73.3
Characteristics of Solidarity within the Commons
- Transformation of private property to community property. Through this “Commoning- Process” resources and goods become Commons, which have no longer the character of market goods. Commons offers access to the goods for every member of the community, apart socio-economic status, race or gender.
- User rights are not based on the monetary resources, but on the needs of the community. These rights are defined in basic-democratic decision making processes.
- Dissolution of capitalist individualization by constructing Commons as spaces for solidary interaction and social responsibility. This differs fundamentally from anonymous market exchanges in which people are only united by modes of indifference and completion.

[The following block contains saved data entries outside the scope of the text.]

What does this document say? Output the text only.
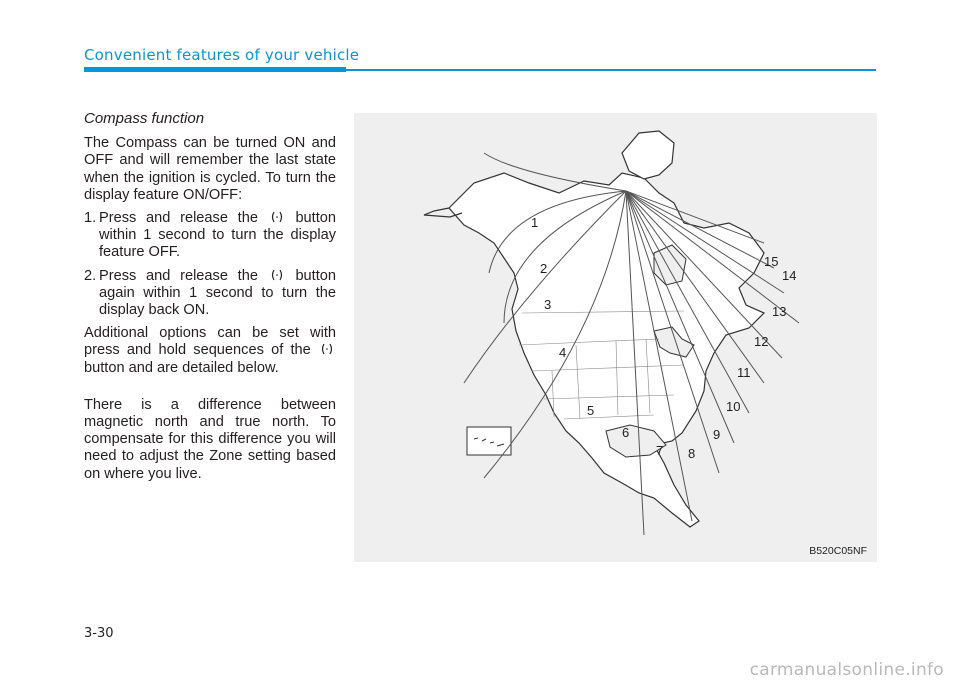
Convenient features of your vehicle
Compass function

The Compass can be turned ON and OFF and will remember the last state when the ignition is cycled. To turn the display feature ON/OFF:

1. Press and release the	button within 1 second to turn the display feature OFF.
2. Press and release the	button again within 1 second to turn the display back ON.

Additional options can be set with press and hold sequences of the  button and are detailed below.

There is a difference between magnetic north and true north. To compensate for this difference you will need to adjust the Zone setting based on where you live.

1
2
3
4
5
6
7 8
9
10
11
12
13
14
15
B520C05NF
3-30
carmanualsonline.info
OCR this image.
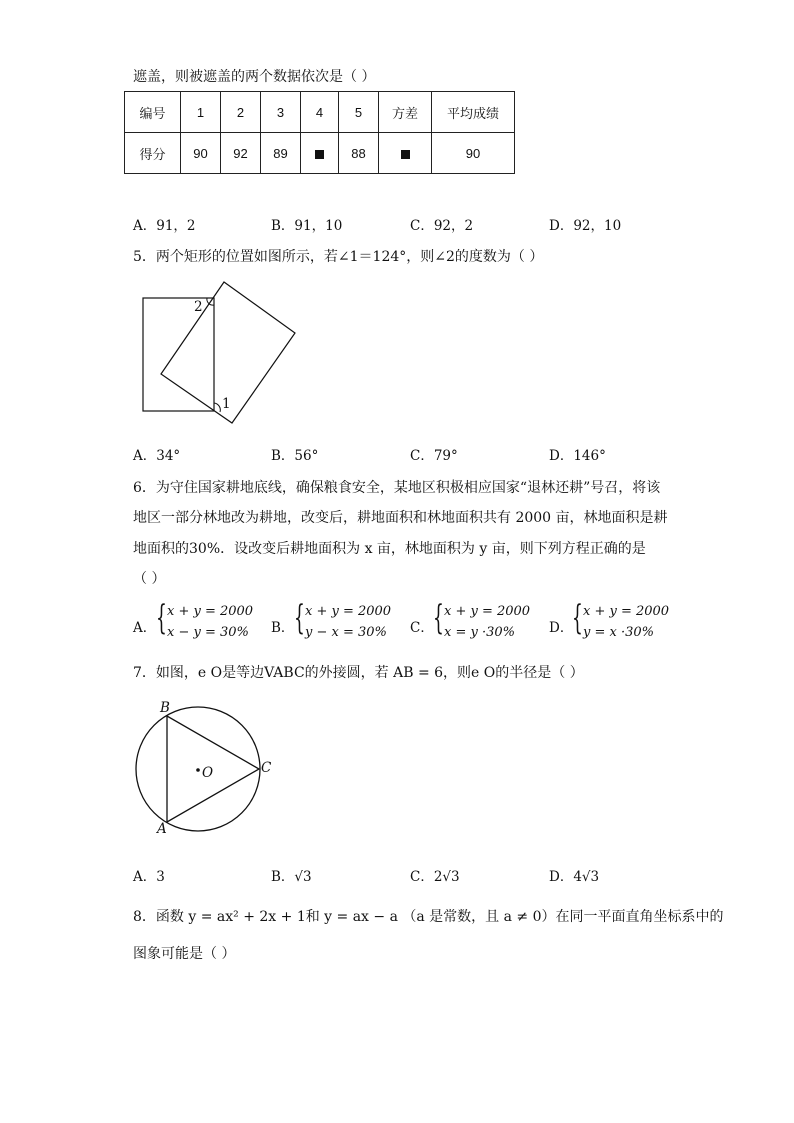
遮盖，则被遮盖的两个数据依次是（ ）
编号	1	2	3	4	5	方差	平均成绩
得分	90	92	89		88		90
A．91，2	B．91，10	C．92，2	D．92，10
5．两个矩形的位置如图所示，若∠1＝124°，则∠2的度数为（ ）
2
1
A．34°	B．56°	C．79°	D．146°
6．为守住国家耕地底线，确保粮食安全，某地区积极相应国家“退林还耕”号召，将该
地区一部分林地改为耕地，改变后，耕地面积和林地面积共有 2000 亩，林地面积是耕
地面积的30%．设改变后耕地面积为 x 亩，林地面积为 y 亩，则下列方程正确的是
（ ）
A． { x + y = 2000
x − y = 30% B． { x + y = 2000
y − x = 30% C． { x + y = 2000
x = y ·30%	D．
{ x + y = 2000
y = x ·30%
7．如图，e O是等边VABC的外接圆，若 AB = 6，则e O的半径是（ ）
B
A
C
O
A．3	B．√3	C．2√3	D．4√3
8．函数 y = ax² + 2x + 1和 y = ax − a （a 是常数，且 a ≠ 0）在同一平面直角坐标系中的
图象可能是（ ）
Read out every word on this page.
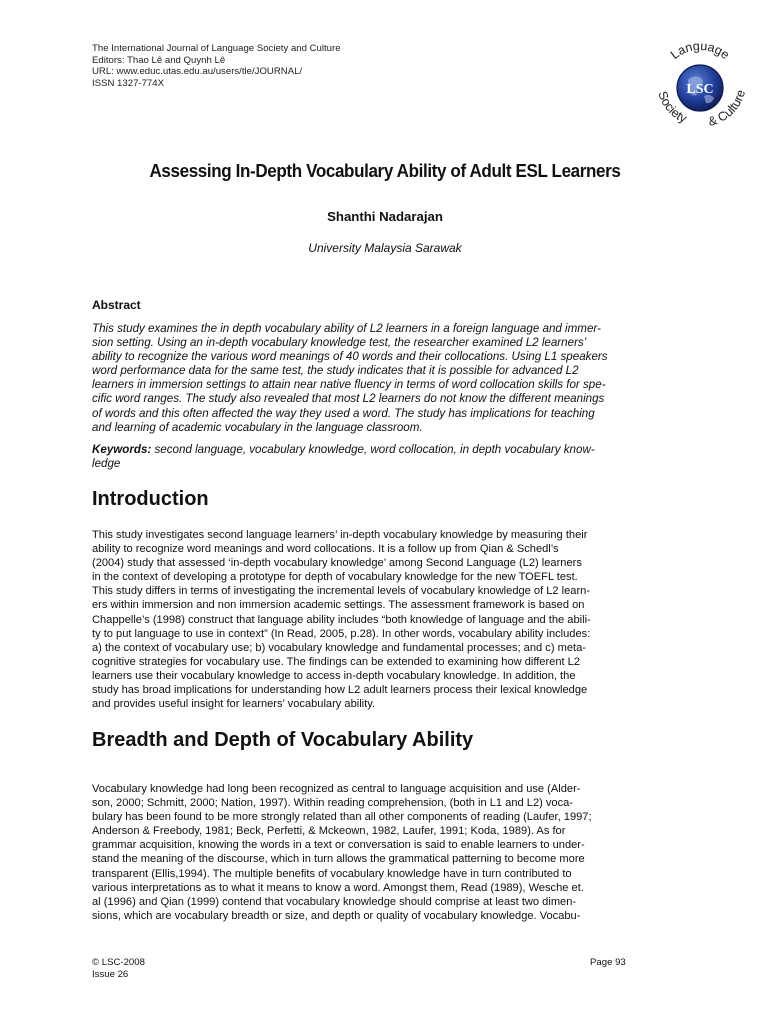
The International Journal of Language Society and Culture
Editors: Thao Lê and Quynh Lê
URL: www.educ.utas.edu.au/users/tle/JOURNAL/
ISSN 1327-774X	LSC
Language
Society & Culture
Assessing In-Depth Vocabulary Ability of Adult ESL Learners
Shanthi Nadarajan
University Malaysia Sarawak
Abstract
This study examines the in depth vocabulary ability of L2 learners in a foreign language and immer-
sion setting. Using an in-depth vocabulary knowledge test, the researcher examined L2 learners’
ability to recognize the various word meanings of 40 words and their collocations. Using L1 speakers
word performance data for the same test, the study indicates that it is possible for advanced L2
learners in immersion settings to attain near native fluency in terms of word collocation skills for spe-
cific word ranges. The study also revealed that most L2 learners do not know the different meanings
of words and this often affected the way they used a word. The study has implications for teaching
and learning of academic vocabulary in the language classroom.
Keywords: second language, vocabulary knowledge, word collocation, in depth vocabulary know-
ledge
Introduction
This study investigates second language learners’ in-depth vocabulary knowledge by measuring their
ability to recognize word meanings and word collocations. It is a follow up from Qian & Schedl’s
(2004) study that assessed ‘in-depth vocabulary knowledge’ among Second Language (L2) learners
in the context of developing a prototype for depth of vocabulary knowledge for the new TOEFL test.
This study differs in terms of investigating the incremental levels of vocabulary knowledge of L2 learn-
ers within immersion and non immersion academic settings. The assessment framework is based on
Chappelle’s (1998) construct that language ability includes “both knowledge of language and the abili-
ty to put language to use in context” (In Read, 2005, p.28). In other words, vocabulary ability includes:
a) the context of vocabulary use; b) vocabulary knowledge and fundamental processes; and c) meta-
cognitive strategies for vocabulary use. The findings can be extended to examining how different L2
learners use their vocabulary knowledge to access in-depth vocabulary knowledge. In addition, the
study has broad implications for understanding how L2 adult learners process their lexical knowledge
and provides useful insight for learners’ vocabulary ability.
Breadth and Depth of Vocabulary Ability
Vocabulary knowledge had long been recognized as central to language acquisition and use (Alder-
son, 2000; Schmitt, 2000; Nation, 1997). Within reading comprehension, (both in L1 and L2) voca-
bulary has been found to be more strongly related than all other components of reading (Laufer, 1997;
Anderson & Freebody, 1981; Beck, Perfetti, & Mckeown, 1982, Laufer, 1991; Koda, 1989). As for
grammar acquisition, knowing the words in a text or conversation is said to enable learners to under-
stand the meaning of the discourse, which in turn allows the grammatical patterning to become more
transparent (Ellis,1994). The multiple benefits of vocabulary knowledge have in turn contributed to
various interpretations as to what it means to know a word. Amongst them, Read (1989), Wesche et.
al (1996) and Qian (1999) contend that vocabulary knowledge should comprise at least two dimen-
sions, which are vocabulary breadth or size, and depth or quality of vocabulary knowledge. Vocabu-
© LSC-2008
Issue 26
Page 93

Although Commons can be defined as an approach to solidary practice, I would like to name two critical points:
First, the purview of this solidarity practice must be illuminated. At present, the focus of Commons is on Commoning of goods and resources, but less on Commoning of different forms of labor (wage and reproductive labor). How, for example, could the labor power – which is central for capitalist structures – be communicated and labor processes created in solidarity?
In addition, I consider it important to take these aspects into account in order to make the practice of solidarity permanent and not to become a neo-liberal form of the adoption of state services by communities. Solidarity is not just a side-effect of Commons, but of great importance to experience alternative form of socialization beyond modern-capitalist structures.